Financial markets have hinged on virus headlines through the week and rallied at any sign of infections easing.
Officials in Hubei province ? the epicentre of the outbreak - shocked markets on Thursday by announcing a sharp increase in new infections and deaths from the coronavirus, reflecting the adoption of a new method to diagnose the illness.
The province on Friday reported 4,823 new cases, well above the levels seen earlier this month, but the daily death toll and number of infections were down sharply from the previous day.
"The main catalyst for the case for higher equities remains the promise of global stimulus, but if China's weakness extends to the second quarter, risk appetite will have trouble driving risky assets higher, " Edward Moya, analyst at OANDA wrote in a note.

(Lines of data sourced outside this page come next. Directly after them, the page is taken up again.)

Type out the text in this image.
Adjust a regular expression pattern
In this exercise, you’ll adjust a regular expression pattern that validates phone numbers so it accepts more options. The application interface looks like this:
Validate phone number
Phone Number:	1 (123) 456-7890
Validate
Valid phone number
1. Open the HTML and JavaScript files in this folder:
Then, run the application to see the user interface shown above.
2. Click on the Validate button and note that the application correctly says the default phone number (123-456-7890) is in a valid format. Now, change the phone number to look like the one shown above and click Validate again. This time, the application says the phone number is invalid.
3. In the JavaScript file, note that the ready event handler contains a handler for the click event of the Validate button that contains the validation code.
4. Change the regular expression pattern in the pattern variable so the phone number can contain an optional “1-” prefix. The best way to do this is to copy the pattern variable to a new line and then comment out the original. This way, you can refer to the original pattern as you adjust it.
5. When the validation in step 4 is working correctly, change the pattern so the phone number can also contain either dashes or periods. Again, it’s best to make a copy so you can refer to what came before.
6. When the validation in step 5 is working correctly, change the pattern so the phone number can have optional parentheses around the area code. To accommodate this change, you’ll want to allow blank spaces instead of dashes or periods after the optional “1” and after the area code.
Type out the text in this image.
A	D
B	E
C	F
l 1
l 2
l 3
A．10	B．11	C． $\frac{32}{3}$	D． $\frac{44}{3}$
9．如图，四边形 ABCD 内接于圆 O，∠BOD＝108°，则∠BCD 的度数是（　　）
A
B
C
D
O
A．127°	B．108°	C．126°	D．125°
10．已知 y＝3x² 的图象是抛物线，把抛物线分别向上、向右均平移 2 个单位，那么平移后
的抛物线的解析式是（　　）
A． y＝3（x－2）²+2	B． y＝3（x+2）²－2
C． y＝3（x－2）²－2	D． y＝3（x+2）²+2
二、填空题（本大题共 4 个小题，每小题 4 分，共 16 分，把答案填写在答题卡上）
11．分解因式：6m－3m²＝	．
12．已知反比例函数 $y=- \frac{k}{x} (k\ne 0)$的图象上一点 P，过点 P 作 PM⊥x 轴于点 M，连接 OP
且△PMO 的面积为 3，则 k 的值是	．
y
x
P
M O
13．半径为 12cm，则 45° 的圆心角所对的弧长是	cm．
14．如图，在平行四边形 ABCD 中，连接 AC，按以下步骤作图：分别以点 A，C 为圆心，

Central banks of Singapore and Malaysia have hinted at policy easing in the future, while Thailand recently cut its benchmark interest rate to a record low.
Leading declines, the Philippine index dropped as much as 0.7%, dented by losses in conglomerates Ayala Land and SM Investments.
The energy-heavy Thai index was lifted by oil prices, which were set for their first weekly gain in six. Petroleum producers PTT Pcl and PTT Exploration and Production Pcl advanced 0.6% and 1.2%, respectively. [O/R]
Indonesian equities edged a tick higher, but were set to log losses for the week. The benchmark index was supported by consumer stocks, with food distributor PT Indofood Sukses Makmur Tbk adding up to 1.4%
Singaporean stocks were subdued, but poised for their biggest weekly gain in over three months. Index heavyweights Jardine Strategic Holdings and Jardine Matheson Holdings advanced up to 1.9% and 1.3%, respectively.
Vietnamese shares were little changed.